The US university president Amy Gutmann is the first woman to become her country's ambassador to Germany.

The Senate confirmed the 72-year-old politics professor nominated by President Joe Biden on Tuesday by a majority of 54 to 42.

The daughter of a Jew who fled Nazi Germany will take over the post of ambassador in Berlin, which has been vacant for more than a year and a half.

Biden had already nominated the renowned political scientist, who has headed the elite University of Pennsylvania in the east coast metropolis of Philadelphia since 2004, last July.

Republican senators subsequently blocked confirmation.

The background was in particular the dispute over sanctions against the Baltic Sea pipeline Nord Stream 2.

In mid-January, the Foreign Affairs Committee of the US Senate finally gave the go-ahead for the personnel, and the Senate plenum has now approved it.

Gutmann's official accreditation as ambassador to Germany will be carried out by Federal President Frank-Walter Steinmeier.

Berlin has already approved the posting, the so-called agrément.

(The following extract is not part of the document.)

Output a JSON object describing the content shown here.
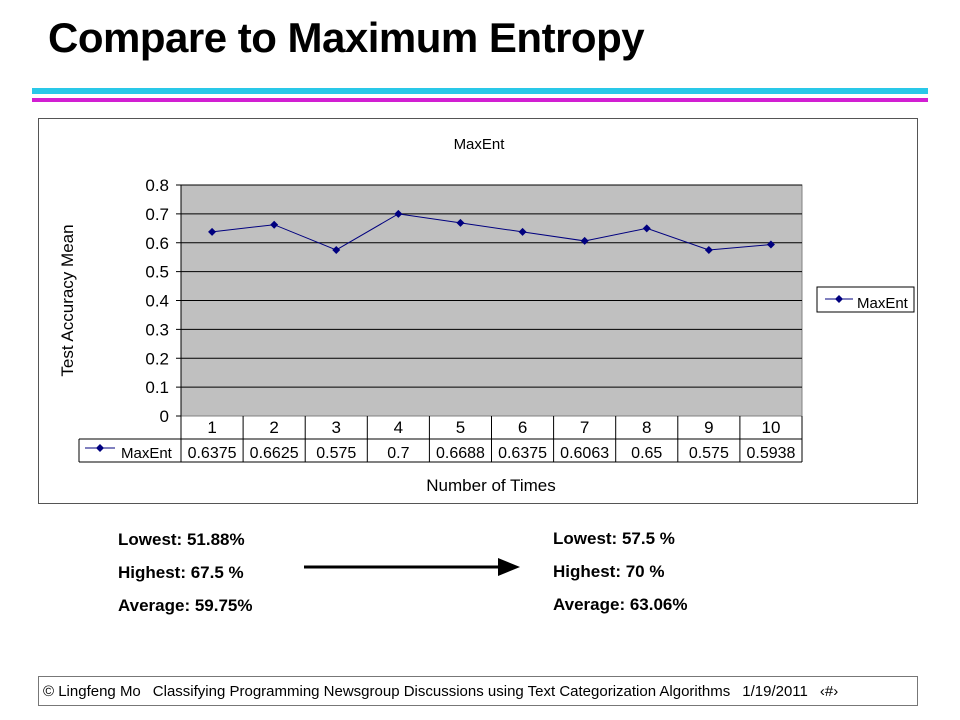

Restoration of good transatlantic relations

The post of ambassador in Berlin has been vacant since the departure of ambassador Richard Grenell, appointed by former US President Donald Trump, in June 2020.

Grenell was repeatedly offended in Germany with his often brash announcements and his confrontational demeanor.

In any case, German-American relations had deteriorated significantly during Trump's tenure.

Biden has made restoring good relations with Germany and other historic allies a central concern of his foreign policy.

Gutmann will now be his representative in Berlin.

For the 72-year-old, her posting to Germany is, so to speak, a return to her roots: her father, who came from Feuchtwangen in Franconia, fled with his family from Nazi Germany to India in 1934.

He later moved to the United States, where Amy Gutmann was born.